The subspecialty of Paediatric Nephrology at Fortis provides comprehensive care for preventing, diagnosing, treating, and managing the entire spectrum of diseases that affect the kidney and urinary tract in children and adolescents. With extensive knowledge of renal physiology and remarkable proficiency in the management of renal conditions in children, our Paediatric Nephrologists offer the best medical care for young patients in a facility that is patient-centric and modern.

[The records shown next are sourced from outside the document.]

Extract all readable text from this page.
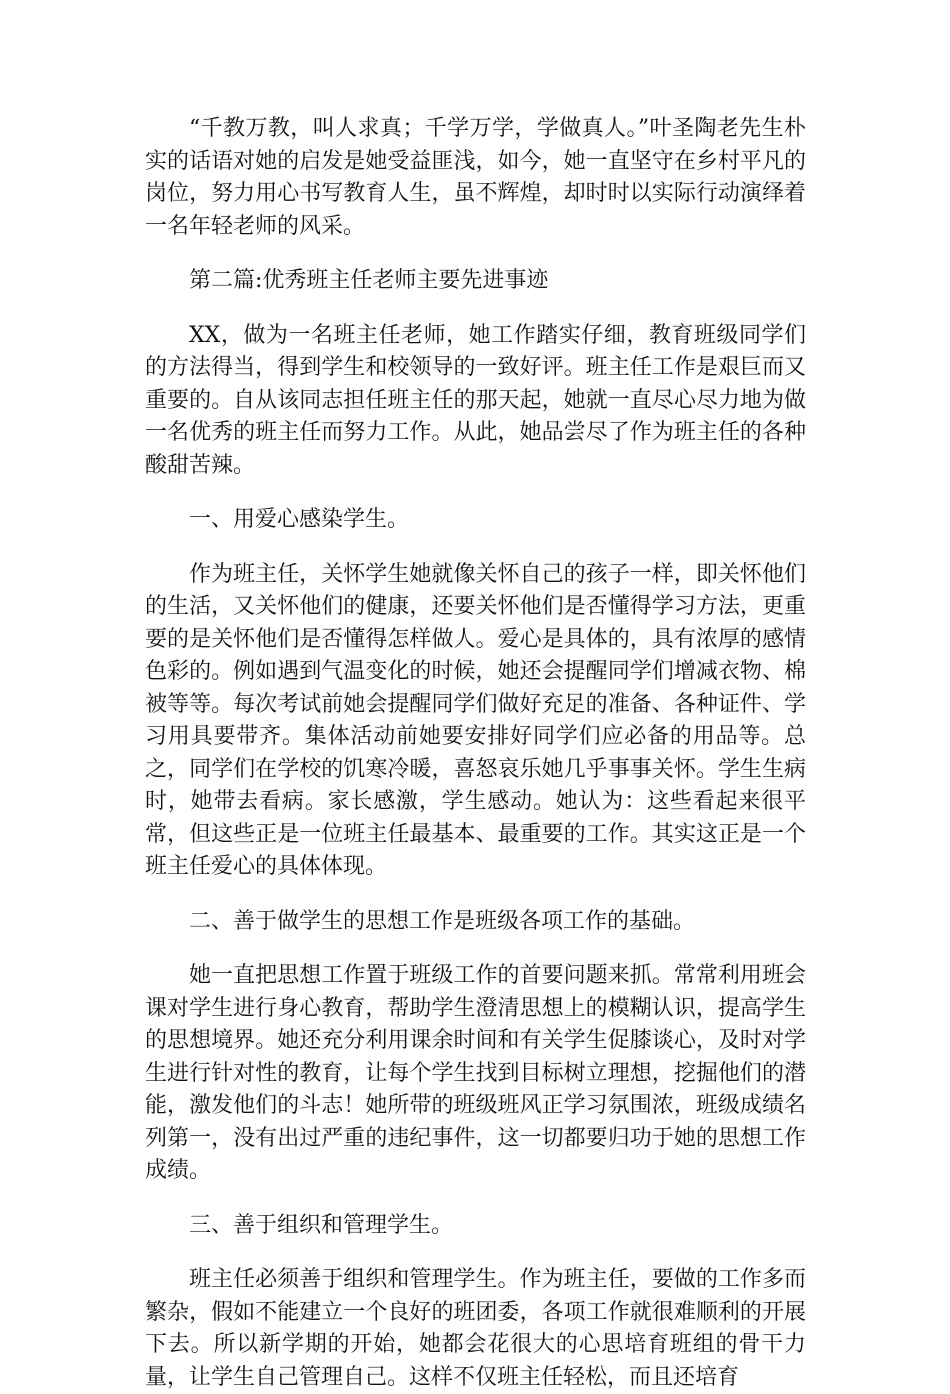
“千教万教，叫人求真；千学万学，学做真人。”叶圣陶老先生朴实的话语对她的启发是她受益匪浅，如今，她一直坚守在乡村平凡的岗位，努力用心书写教育人生，虽不辉煌，却时时以实际行动演绎着一名年轻老师的风采。

第二篇:优秀班主任老师主要先进事迹

XX，做为一名班主任老师，她工作踏实仔细，教育班级同学们的方法得当，得到学生和校领导的一致好评。班主任工作是艰巨而又重要的。自从该同志担任班主任的那天起，她就一直尽心尽力地为做一名优秀的班主任而努力工作。从此，她品尝尽了作为班主任的各种酸甜苦辣。

一、用爱心感染学生。

作为班主任，关怀学生她就像关怀自己的孩子一样，即关怀他们的生活，又关怀他们的健康，还要关怀他们是否懂得学习方法，更重要的是关怀他们是否懂得怎样做人。爱心是具体的，具有浓厚的感情色彩的。例如遇到气温变化的时候，她还会提醒同学们增减衣物、棉被等等。每次考试前她会提醒同学们做好充足的准备、各种证件、学习用具要带齐。集体活动前她要安排好同学们应必备的用品等。总之，同学们在学校的饥寒冷暖，喜怒哀乐她几乎事事关怀。学生生病时，她带去看病。家长感激，学生感动。她认为：这些看起来很平常，但这些正是一位班主任最基本、最重要的工作。其实这正是一个班主任爱心的具体体现。

二、善于做学生的思想工作是班级各项工作的基础。

她一直把思想工作置于班级工作的首要问题来抓。常常利用班会课对学生进行身心教育，帮助学生澄清思想上的模糊认识，提高学生的思想境界。她还充分利用课余时间和有关学生促膝谈心，及时对学生进行针对性的教育，让每个学生找到目标树立理想，挖掘他们的潜能，激发他们的斗志！她所带的班级班风正学习氛围浓，班级成绩名列第一，没有出过严重的违纪事件，这一切都要归功于她的思想工作成绩。

三、善于组织和管理学生。

班主任必须善于组织和管理学生。作为班主任，要做的工作多而繁杂，假如不能建立一个良好的班团委，各项工作就很难顺利的开展下去。所以新学期的开始，她都会花很大的心思培育班组的骨干力量，让学生自己管理自己。这样不仅班主任轻松，而且还培育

- Continuous Renal Replacement Therapy (CRRT)
- Peritoneal dialysis
- Plasma dialysis (plasmapheresis)
- Kidney transplant
- Nephrectomy (kidney removal)
They also manage other conditions of the kidney like Hypertension, Urine Tract Infection, Diabetic Kidney Disease, Acute kidney failure/injury, Analgesic Nephropathy, Glomerulonephritis, Goodpasture Syndrome, Hemolytic Uremic Syndrome, Nephrotic Syndrome, Renal Vascular Disease, Congenital nephrotic syndrome, Nephropathic and juvenile cystinosis, Nail-patella syndrome, Alport syndrome, Berger disease, Vasculitis, IgA, Electrolyte Imbalance, Hypernatremia- Low Sodium, High/Low- Potassium, Low Magnesium and Bone Mineral Disease.